To date and through multiple fun events, the Joan Kosmach Memorial Fund has raised more than $309,000 to support scleroderma research. The SRF is tremendously grateful to the families of Diane, Annette, Mark, Sandy and Joni for all they continue to do to help patients with scleroderma. To make a gift in their honor, please visit the SRF Donations page and include "Joan Kosmach Memorial Fund" in the notes section.

These are just a sampling of the caring people that are raising funds and awareness for scleroderma research, please check out the Cure Crew section of our site to see learn more.
Scientists Halt Deadly Organ Tissue Scarring in its Tracks
UCSF-Led Study Uses Drug to Target Fibrosis of Lungs, Liver and Kidney

UC San Francisco scientists report that they were able to arrest, and even reverse, tissue scarring of the liver, kidneys and lungs in mice. The scarring, also known as fibrosis, is a major factor in nearly half of all deaths in developed countries.


"Scarring is a critical component of organ dysfunction in most chronic diseases - kidney failure, liver failure, lung failure, heart failure," said [SRF-funded investigator] Dean Sheppard, MD, UCSF professor of medicine and senior author of the new study. "But there's no effective therapy for tissue scarring that's approved by the FDA [Food and Drug Administration]. Although scarring contributes to the progression of all these diseases, we currently have no way to treat it."  Read more... 


For more news from the research front click here.  

Two New Drugs Approved for PAH

In October, the U.S. Food and Drug Administration approved Actelion's Opsumit (macitentan), a new drug to treat adults with pulmonary arterial hypertension (PAH), a chronic, progressive and debilitating disease that can lead to the need for lung transplantation, or death.

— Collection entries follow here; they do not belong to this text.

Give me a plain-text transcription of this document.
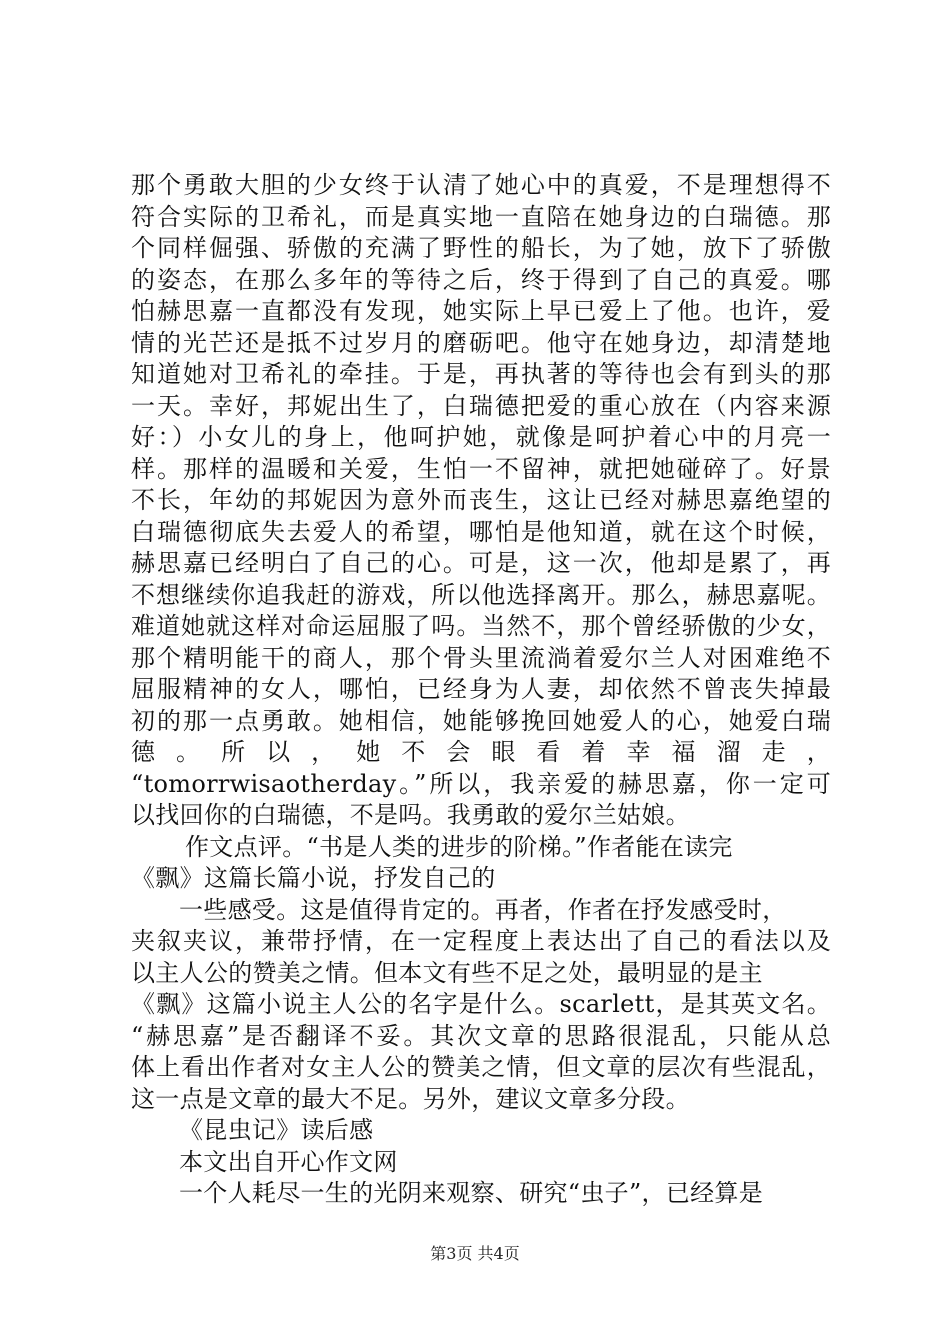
那个勇敢大胆的少女终于认清了她心中的真爱，不是理想得不
符合实际的卫希礼，而是真实地一直陪在她身边的白瑞德。那
个同样倔强、骄傲的充满了野性的船长，为了她，放下了骄傲
的姿态，在那么多年的等待之后，终于得到了自己的真爱。哪
怕赫思嘉一直都没有发现，她实际上早已爱上了他。也许，爱
情的光芒还是抵不过岁月的磨砺吧。他守在她身边，却清楚地
知道她对卫希礼的牵挂。于是，再执著的等待也会有到头的那
一天。幸好，邦妮出生了，白瑞德把爱的重心放在（内容来源
好：）小女儿的身上，他呵护她，就像是呵护着心中的月亮一
样。那样的温暖和关爱，生怕一不留神，就把她碰碎了。好景
不长，年幼的邦妮因为意外而丧生，这让已经对赫思嘉绝望的
白瑞德彻底失去爱人的希望，哪怕是他知道，就在这个时候，
赫思嘉已经明白了自己的心。可是，这一次，他却是累了，再
不想继续你追我赶的游戏，所以他选择离开。那么，赫思嘉呢。
难道她就这样对命运屈服了吗。当然不，那个曾经骄傲的少女，
那个精明能干的商人，那个骨头里流淌着爱尔兰人对困难绝不
屈服精神的女人，哪怕，已经身为人妻，却依然不曾丧失掉最
初的那一点勇敢。她相信，她能够挽回她爱人的心，她爱白瑞
德 。 所 以 ， 她 不 会 眼 看 着 幸 福 溜 走 ，
“tomorrwisaotherday。”所以，我亲爱的赫思嘉，你一定可
以找回你的白瑞德，不是吗。我勇敢的爱尔兰姑娘。
作文点评。“书是人类的进步的阶梯。”作者能在读完
《飘》这篇长篇小说，抒发自己的
一些感受。这是值得肯定的。再者，作者在抒发感受时，
夹叙夹议，兼带抒情，在一定程度上表达出了自己的看法以及
以主人公的赞美之情。但本文有些不足之处，最明显的是主
《飘》这篇小说主人公的名字是什么。scarlett，是其英文名。
“赫思嘉”是否翻译不妥。其次文章的思路很混乱，只能从总
体上看出作者对女主人公的赞美之情，但文章的层次有些混乱，
这一点是文章的最大不足。另外，建议文章多分段。
《昆虫记》读后感
本文出自开心作文网
一个人耗尽一生的光阴来观察、研究“虫子”，已经算是
第3页 共4页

Opsumit's safety and effectiveness were established in a long-term clinical trial where 742 participants were randomly assigned to take Opsumit or placebo. The average treatment duration was about two years. In the study, Opsumit was effective in delaying disease progression, a finding that included a decline in exercise ability, worsening symptoms of PAH or need for additional PAH medication.


Also, in October Bayer HealthCare announced the approval of Adempas (riociguat) tablets for use in two forms of pulmonary hypertension: The treatment of adults with persistent/recurrent chronic thromboembolic pulmonary hypertension (CTEPH) (WHO Group 4) after surgical treatment or inoperable CTEPH to improve exercise capacity and WHO functional class; and the treatment of adults with pulmonary arterial hypertension (PAH) (WHO Group 1) to improve exercise capacity, improve WHO functional class and delay clinical worsening.

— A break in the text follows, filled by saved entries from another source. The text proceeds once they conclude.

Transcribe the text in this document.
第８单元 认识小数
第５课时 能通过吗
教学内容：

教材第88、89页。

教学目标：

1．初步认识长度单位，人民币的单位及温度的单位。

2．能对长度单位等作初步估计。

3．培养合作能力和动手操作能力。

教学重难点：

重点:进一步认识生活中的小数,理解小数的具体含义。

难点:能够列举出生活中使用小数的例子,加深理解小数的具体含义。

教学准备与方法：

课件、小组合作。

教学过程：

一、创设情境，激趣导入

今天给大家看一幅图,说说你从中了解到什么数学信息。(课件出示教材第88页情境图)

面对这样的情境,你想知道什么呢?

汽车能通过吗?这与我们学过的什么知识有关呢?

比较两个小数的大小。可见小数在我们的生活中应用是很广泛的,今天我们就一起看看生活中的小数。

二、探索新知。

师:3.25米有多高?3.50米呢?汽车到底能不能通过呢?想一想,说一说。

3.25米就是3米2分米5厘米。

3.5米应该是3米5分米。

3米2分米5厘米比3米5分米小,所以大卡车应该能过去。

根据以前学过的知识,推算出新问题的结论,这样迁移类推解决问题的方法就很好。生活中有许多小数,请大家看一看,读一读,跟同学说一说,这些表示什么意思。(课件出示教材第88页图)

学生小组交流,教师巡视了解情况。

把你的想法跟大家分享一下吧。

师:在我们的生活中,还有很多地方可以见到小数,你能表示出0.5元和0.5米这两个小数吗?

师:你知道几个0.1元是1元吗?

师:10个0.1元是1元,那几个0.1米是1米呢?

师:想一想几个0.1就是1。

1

Cool Comedy - Hot Cuisine Returns to New York

Cool Comedy - Hot Cuisine is the SRF's signature fundraising and awareness-building event. The most recent event was held November 4, 2013 at Carolines on Broadway. It featured host Bob Saget, the cuisine of Top Chef Masters Mary Sue Milliken and Susan Feniger as well as appearances by John Stamos, Jim Gaffigan, The Daily Show's John Oliver, The View's Sherri Shepherd and James Smith. The event raised nearly $600,000 for scleroderma research. The next event is scheduled for spring 2014 in San Francisco.